Ce basculement s’appuie sur un texte précis : la loi n° 2025-594 du 30 juin 2025 consacre cette règle, et le dispositif d’opposition Bloctel disparaît. Un texte qui, à l’origine, ciblait surtout la lutte contre la fraude aux aides publiques dans le secteur de la rénovation énergétique, avant d’être étendu à l’ensemble du démarchage téléphonique, tous secteurs confondus.
Les exceptions qui subsistent (et ce qui vous protège vraiment)

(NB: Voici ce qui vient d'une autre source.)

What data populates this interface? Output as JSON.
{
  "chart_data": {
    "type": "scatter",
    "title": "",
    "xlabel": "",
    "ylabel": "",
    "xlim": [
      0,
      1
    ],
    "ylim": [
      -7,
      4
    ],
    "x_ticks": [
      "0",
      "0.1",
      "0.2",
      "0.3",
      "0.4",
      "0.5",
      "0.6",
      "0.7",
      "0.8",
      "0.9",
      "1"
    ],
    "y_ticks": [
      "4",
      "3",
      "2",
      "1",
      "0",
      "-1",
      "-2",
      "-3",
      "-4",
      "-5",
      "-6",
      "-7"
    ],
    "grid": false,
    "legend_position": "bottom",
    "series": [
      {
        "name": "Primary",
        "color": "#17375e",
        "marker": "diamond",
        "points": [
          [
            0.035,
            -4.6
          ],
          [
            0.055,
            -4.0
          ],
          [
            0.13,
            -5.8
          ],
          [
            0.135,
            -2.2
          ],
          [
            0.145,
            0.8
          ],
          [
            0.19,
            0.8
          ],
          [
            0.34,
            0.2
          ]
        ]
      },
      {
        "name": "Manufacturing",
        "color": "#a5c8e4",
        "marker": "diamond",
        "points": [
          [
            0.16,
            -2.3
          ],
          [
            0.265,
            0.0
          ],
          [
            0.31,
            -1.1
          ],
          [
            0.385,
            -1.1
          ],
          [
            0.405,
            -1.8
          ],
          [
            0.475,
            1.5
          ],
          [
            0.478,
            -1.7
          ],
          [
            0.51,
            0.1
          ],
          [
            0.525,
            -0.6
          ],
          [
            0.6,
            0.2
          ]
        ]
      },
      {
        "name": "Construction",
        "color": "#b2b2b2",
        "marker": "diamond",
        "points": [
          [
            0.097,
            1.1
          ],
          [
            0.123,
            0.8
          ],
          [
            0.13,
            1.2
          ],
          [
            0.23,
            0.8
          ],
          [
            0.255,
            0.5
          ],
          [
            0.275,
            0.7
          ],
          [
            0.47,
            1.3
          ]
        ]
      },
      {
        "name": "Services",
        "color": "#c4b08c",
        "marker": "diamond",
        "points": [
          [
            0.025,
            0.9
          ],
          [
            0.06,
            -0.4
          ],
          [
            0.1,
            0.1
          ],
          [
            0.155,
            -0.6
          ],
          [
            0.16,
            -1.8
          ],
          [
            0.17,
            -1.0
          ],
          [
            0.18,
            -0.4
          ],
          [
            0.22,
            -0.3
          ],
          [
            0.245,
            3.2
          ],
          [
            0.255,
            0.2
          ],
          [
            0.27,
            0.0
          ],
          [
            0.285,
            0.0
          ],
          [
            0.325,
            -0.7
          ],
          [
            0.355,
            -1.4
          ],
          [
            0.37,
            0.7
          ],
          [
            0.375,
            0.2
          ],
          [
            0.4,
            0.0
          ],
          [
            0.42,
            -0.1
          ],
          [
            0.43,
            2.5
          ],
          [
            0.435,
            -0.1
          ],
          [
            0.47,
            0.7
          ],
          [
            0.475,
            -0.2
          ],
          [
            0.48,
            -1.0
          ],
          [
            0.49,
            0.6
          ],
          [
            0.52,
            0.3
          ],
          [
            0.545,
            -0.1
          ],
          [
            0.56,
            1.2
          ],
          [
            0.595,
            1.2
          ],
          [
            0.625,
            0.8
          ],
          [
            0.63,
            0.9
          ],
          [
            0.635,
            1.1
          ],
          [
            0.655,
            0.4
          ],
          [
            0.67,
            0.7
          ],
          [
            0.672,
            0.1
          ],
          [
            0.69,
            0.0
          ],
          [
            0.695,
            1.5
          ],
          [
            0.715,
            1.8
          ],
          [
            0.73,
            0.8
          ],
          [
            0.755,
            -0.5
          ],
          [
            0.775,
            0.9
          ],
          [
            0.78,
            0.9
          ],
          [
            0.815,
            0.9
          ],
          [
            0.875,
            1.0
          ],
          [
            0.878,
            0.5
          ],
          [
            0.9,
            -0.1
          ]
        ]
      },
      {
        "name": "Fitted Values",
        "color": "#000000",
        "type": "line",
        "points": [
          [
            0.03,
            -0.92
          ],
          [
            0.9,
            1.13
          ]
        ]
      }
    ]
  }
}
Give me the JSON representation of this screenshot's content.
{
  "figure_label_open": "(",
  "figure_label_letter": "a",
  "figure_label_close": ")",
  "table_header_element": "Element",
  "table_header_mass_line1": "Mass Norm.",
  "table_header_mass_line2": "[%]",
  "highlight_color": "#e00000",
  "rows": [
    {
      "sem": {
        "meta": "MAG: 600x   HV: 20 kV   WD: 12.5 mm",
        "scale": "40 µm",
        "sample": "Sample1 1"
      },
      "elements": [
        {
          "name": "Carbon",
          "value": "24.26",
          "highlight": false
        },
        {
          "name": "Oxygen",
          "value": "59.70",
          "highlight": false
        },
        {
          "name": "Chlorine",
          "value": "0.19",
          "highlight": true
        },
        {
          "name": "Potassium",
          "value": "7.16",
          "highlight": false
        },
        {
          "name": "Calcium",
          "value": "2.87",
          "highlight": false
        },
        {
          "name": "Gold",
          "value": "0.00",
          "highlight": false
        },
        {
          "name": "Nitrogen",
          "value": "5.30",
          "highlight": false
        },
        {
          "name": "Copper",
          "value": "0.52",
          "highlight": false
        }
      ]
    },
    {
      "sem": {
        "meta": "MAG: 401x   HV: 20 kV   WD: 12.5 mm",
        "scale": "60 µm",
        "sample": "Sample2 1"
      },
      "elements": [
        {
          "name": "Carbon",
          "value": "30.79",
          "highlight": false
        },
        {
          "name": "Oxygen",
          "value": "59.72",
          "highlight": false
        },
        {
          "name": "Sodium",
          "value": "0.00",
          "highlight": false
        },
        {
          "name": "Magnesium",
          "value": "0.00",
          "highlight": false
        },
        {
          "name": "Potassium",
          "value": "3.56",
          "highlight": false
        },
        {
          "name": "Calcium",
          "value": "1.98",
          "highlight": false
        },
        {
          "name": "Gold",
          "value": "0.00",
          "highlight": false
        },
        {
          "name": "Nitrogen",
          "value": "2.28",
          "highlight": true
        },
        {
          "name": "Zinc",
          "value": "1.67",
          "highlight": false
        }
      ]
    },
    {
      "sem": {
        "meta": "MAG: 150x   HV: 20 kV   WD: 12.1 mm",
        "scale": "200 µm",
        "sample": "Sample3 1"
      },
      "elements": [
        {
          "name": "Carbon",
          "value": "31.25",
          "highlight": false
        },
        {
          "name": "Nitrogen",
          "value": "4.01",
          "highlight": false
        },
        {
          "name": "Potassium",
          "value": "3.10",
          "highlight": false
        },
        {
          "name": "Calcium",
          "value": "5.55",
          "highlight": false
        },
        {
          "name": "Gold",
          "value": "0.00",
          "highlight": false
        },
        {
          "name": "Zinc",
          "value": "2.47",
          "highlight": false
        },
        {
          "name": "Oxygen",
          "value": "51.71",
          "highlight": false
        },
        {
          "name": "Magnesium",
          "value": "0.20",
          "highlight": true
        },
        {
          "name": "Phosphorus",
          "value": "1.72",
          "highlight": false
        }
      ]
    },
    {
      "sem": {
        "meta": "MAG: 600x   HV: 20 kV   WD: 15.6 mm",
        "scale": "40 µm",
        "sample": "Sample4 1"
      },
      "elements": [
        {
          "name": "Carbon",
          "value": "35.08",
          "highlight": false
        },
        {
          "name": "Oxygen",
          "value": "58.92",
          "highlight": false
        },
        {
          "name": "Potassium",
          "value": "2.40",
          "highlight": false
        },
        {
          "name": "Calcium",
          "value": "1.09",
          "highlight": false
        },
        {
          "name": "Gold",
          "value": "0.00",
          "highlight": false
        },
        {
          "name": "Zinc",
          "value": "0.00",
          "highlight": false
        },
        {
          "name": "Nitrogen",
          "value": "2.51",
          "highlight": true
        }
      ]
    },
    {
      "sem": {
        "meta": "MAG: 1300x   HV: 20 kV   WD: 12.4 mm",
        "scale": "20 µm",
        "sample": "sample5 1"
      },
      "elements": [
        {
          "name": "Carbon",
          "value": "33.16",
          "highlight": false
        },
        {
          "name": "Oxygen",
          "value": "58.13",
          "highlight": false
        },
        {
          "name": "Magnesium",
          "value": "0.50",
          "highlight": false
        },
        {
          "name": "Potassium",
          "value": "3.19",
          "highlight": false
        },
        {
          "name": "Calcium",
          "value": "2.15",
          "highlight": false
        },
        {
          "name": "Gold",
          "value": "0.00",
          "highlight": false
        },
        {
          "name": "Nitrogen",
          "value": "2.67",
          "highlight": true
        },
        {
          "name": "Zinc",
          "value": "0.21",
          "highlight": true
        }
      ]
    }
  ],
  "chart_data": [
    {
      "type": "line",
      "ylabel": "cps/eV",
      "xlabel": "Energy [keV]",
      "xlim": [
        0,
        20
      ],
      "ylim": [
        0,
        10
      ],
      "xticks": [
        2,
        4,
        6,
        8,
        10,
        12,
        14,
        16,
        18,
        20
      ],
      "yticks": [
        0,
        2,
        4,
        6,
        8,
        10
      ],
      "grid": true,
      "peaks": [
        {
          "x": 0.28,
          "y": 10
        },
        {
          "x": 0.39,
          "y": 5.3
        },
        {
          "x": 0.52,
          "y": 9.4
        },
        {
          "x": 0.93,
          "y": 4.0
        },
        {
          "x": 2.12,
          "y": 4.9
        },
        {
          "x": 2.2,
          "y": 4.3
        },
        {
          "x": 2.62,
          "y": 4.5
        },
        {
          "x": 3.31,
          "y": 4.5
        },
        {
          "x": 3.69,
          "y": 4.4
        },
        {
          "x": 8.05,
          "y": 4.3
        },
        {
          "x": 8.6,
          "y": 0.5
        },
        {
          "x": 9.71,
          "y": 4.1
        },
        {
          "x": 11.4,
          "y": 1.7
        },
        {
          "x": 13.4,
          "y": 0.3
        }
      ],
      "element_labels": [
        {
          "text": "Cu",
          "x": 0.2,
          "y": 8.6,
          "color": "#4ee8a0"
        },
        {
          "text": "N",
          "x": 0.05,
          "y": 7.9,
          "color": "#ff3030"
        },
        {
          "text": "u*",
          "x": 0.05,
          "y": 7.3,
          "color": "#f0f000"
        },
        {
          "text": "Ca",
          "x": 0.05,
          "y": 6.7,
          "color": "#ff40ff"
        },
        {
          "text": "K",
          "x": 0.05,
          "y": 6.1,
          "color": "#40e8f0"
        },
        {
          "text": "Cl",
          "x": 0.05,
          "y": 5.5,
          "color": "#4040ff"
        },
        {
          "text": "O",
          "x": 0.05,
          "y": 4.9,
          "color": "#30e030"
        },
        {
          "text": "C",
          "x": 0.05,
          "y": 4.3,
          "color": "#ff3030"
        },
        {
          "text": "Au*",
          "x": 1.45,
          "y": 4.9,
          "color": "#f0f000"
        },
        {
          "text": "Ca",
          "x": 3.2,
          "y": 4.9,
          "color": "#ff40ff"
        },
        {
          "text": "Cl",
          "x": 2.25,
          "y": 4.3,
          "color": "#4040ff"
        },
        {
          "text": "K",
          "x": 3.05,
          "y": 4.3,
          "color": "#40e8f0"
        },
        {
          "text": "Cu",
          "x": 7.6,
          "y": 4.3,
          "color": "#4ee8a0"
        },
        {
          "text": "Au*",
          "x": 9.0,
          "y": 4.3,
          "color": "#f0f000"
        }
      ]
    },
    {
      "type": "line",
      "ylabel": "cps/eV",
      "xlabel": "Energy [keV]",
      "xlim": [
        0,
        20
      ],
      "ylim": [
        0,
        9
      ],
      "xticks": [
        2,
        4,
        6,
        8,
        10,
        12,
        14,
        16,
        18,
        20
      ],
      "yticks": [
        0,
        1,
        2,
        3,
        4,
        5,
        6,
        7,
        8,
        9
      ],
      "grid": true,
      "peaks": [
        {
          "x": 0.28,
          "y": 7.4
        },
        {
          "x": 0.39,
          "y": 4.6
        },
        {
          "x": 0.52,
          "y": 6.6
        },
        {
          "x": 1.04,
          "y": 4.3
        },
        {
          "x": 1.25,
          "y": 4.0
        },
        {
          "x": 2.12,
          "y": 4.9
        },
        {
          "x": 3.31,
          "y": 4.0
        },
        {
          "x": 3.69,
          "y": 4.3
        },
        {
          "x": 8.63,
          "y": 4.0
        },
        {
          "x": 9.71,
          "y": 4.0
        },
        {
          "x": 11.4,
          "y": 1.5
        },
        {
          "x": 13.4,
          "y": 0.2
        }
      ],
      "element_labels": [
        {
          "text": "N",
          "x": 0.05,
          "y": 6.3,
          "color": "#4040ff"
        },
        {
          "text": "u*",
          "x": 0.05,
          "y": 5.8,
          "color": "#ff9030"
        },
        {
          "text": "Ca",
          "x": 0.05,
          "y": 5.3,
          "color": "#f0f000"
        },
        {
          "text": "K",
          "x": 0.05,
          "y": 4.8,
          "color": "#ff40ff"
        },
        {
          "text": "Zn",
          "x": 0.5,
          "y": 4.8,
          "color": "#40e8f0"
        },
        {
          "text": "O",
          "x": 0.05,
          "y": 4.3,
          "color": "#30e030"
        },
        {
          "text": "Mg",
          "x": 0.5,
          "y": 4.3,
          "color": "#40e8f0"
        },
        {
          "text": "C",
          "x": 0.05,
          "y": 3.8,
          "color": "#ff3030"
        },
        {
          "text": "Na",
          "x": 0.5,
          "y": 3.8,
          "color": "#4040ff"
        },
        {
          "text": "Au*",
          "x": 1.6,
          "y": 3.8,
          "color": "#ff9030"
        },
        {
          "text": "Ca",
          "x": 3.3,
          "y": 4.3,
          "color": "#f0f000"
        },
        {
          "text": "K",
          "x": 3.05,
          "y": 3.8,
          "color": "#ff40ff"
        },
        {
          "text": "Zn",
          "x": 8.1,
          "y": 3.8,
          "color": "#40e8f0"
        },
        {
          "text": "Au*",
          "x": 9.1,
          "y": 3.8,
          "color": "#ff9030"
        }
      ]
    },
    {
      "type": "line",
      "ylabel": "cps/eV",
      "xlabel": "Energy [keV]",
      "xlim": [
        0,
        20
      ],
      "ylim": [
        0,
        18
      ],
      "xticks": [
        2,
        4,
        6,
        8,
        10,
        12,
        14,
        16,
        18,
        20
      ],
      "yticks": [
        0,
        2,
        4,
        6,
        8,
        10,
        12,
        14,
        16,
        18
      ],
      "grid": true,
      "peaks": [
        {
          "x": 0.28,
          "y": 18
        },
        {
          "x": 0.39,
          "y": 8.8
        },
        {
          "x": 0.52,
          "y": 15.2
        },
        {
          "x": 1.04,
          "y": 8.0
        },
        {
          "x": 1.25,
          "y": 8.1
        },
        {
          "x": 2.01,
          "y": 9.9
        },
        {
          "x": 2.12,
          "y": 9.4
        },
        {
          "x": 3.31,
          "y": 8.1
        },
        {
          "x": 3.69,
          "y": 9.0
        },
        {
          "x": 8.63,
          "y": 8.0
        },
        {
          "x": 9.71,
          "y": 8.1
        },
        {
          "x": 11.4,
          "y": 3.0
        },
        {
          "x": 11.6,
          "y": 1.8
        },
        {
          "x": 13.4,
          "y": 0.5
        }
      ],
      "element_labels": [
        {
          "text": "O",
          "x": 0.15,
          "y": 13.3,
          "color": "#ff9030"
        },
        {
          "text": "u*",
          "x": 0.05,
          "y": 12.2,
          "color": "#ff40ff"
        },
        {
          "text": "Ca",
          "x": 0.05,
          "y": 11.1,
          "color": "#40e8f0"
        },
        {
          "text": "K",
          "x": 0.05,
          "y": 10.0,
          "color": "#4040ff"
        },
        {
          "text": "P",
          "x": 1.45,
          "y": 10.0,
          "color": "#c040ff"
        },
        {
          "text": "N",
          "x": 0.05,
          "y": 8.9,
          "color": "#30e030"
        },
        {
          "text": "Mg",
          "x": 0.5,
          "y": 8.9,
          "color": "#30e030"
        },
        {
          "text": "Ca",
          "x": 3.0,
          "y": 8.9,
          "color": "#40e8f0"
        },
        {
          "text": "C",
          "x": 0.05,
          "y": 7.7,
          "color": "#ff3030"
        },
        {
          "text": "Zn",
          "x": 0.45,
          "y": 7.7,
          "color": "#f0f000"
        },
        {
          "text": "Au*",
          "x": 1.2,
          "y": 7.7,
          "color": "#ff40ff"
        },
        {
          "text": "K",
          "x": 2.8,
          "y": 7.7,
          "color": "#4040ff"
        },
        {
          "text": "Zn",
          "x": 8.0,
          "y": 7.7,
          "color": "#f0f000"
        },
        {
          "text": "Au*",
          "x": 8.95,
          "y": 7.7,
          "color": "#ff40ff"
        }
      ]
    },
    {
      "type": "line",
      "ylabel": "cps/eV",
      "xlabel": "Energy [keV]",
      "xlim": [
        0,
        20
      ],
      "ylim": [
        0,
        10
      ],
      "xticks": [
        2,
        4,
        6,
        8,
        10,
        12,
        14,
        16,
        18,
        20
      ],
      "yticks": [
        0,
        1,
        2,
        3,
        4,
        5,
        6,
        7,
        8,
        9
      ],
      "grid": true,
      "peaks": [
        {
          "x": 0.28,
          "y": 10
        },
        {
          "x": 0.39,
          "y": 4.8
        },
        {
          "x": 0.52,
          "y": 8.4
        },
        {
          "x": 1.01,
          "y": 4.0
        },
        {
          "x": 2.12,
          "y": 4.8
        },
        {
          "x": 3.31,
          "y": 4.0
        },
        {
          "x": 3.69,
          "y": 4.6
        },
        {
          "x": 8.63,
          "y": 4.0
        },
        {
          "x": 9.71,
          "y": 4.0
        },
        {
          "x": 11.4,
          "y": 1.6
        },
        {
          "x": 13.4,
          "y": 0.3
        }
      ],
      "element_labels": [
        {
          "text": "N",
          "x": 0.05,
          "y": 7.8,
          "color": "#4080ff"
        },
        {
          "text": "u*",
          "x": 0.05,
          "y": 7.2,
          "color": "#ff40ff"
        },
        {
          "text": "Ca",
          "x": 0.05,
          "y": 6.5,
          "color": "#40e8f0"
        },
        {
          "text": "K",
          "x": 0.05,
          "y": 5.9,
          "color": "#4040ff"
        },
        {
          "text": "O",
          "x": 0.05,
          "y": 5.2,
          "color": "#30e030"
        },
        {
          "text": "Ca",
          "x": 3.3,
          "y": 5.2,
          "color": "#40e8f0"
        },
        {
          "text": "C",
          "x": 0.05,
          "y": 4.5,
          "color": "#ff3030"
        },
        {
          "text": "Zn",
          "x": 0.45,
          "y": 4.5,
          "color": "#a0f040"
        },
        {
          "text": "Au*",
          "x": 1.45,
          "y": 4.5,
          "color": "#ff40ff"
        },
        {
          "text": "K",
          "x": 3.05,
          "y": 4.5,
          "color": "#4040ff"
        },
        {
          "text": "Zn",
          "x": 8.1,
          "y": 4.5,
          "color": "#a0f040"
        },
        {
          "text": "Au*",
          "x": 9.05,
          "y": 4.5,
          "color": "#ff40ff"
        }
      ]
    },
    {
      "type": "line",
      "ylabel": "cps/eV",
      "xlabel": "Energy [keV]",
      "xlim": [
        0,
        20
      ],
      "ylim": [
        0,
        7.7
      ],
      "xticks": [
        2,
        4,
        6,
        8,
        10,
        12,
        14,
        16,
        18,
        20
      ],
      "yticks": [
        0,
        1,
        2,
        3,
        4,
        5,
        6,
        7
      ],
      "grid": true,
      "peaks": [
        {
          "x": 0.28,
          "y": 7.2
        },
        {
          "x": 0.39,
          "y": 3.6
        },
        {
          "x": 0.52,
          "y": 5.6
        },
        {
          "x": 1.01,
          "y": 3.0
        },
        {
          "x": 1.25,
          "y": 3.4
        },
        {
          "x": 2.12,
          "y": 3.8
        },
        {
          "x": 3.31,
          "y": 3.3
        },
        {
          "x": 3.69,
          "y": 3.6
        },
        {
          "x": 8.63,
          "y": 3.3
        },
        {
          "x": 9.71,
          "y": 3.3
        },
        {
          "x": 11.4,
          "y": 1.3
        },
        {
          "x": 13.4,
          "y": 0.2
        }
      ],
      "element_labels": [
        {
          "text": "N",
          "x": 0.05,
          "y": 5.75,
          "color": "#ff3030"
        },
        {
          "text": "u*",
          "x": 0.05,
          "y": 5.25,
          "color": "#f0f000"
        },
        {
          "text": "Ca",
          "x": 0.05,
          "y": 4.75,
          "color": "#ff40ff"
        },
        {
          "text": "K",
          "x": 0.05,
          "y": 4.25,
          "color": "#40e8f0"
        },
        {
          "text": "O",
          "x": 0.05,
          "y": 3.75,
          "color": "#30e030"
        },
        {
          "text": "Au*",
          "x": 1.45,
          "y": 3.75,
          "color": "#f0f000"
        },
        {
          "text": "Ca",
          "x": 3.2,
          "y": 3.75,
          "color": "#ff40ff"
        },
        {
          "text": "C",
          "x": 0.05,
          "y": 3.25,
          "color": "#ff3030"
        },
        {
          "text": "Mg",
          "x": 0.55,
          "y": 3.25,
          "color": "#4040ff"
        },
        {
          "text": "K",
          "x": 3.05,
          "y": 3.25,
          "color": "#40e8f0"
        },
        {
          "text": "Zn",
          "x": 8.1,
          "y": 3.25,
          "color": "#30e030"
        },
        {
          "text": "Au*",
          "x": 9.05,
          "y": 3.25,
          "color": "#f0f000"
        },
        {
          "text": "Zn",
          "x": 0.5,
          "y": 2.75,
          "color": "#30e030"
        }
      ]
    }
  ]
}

Le nouveau régime ne bascule pas dans l’interdiction absolue. Deux situations continuent d’autoriser un appel commercial sans que vous ayez rien signé au préalable. D’abord, les consommateurs ne pourront plus être démarchés, sauf s’ils ont donné au préalable leur consentement explicite, libre, spécifique, éclairé et révocable, ou lorsque l’appel porte sur un contrat en cours. Votre opérateur télécom ou votre assureur actuel garde donc le droit de vous contacter à propos de votre contrat existant, mais pas pour vous vendre un produit sans lien avec ce dernier. Une nuance que les avocats spécialisés surveillent de près, tant la frontière entre suivi contractuel légitime et démarchage déguisé promet de constituer l’un des points de contentieux majeurs du nouveau dispositif.
Seconde exception, plus anecdotique : l’interdiction prévue à l’article L. 223-1 ne s’applique pas à la prospection en vue de la fourniture de journaux, de périodiques ou de magazines. Un vestige historique qui permettra encore aux éditeurs de presse de démarcher pour vendre des abonnements, dans des créneaux horaires eux aussi fixés par décret.
Pour tout le reste, la charge de la preuve s’inverse totalement. La preuve du consentement incombe à l’entreprise, et non au consommateur, et ce document doit être conservé dans la durée : la preuve du consentement du consommateur sera à conserver pour une durée de trois ans minimum, et devra être mis à la disposition du consommateur à sa demande.
Que risquent les entreprises fautives, et que faire si on vous appelle quand même ?
Le législateur n’a pas prévu de simple tape sur les doigts. Les sanctions grimpent vite : les amendes atteignent 75 000 € pour une personne physique et 375 000 € pour une société. Mieux encore pour les victimes de démarchage abusif, la loi frappe directement au portefeuille des contrats signés sous la contrainte d’un appel illégal. Tout contrat signé après un appel non consenti sera frappé de nullité, ce qui donne un levier juridique solide à quiconque aurait été piégé par une vente forcée au téléphone.
Reste une question légitime : ce changement de loi va-t-il vraiment mettre fin aux coups de fil agaçants du mardi soir ? Rien n’est moins sûr, tant certaines officines opèrent depuis l’étranger ou multiplient les numéros jetables. C’est pourquoi les pouvoirs publics maintiennent un canal de signalement actif même après la fermeture de Bloctel : pour les consommateurs qui continueraient de subir des sollicitations non désirées après cette date, la Répression des fraudes (DGCCRF) met toujours à disposition sa plateforme Signal Conso pour centraliser les signalements. Un réflexe à garder en tête dès la rentrée : si votre téléphone sonne encore pour vous vanter une isolation à un euro ou une mutuelle miracle sans que vous ayez rien demandé, direction Signal Conso plutôt que la corbeille d’appel.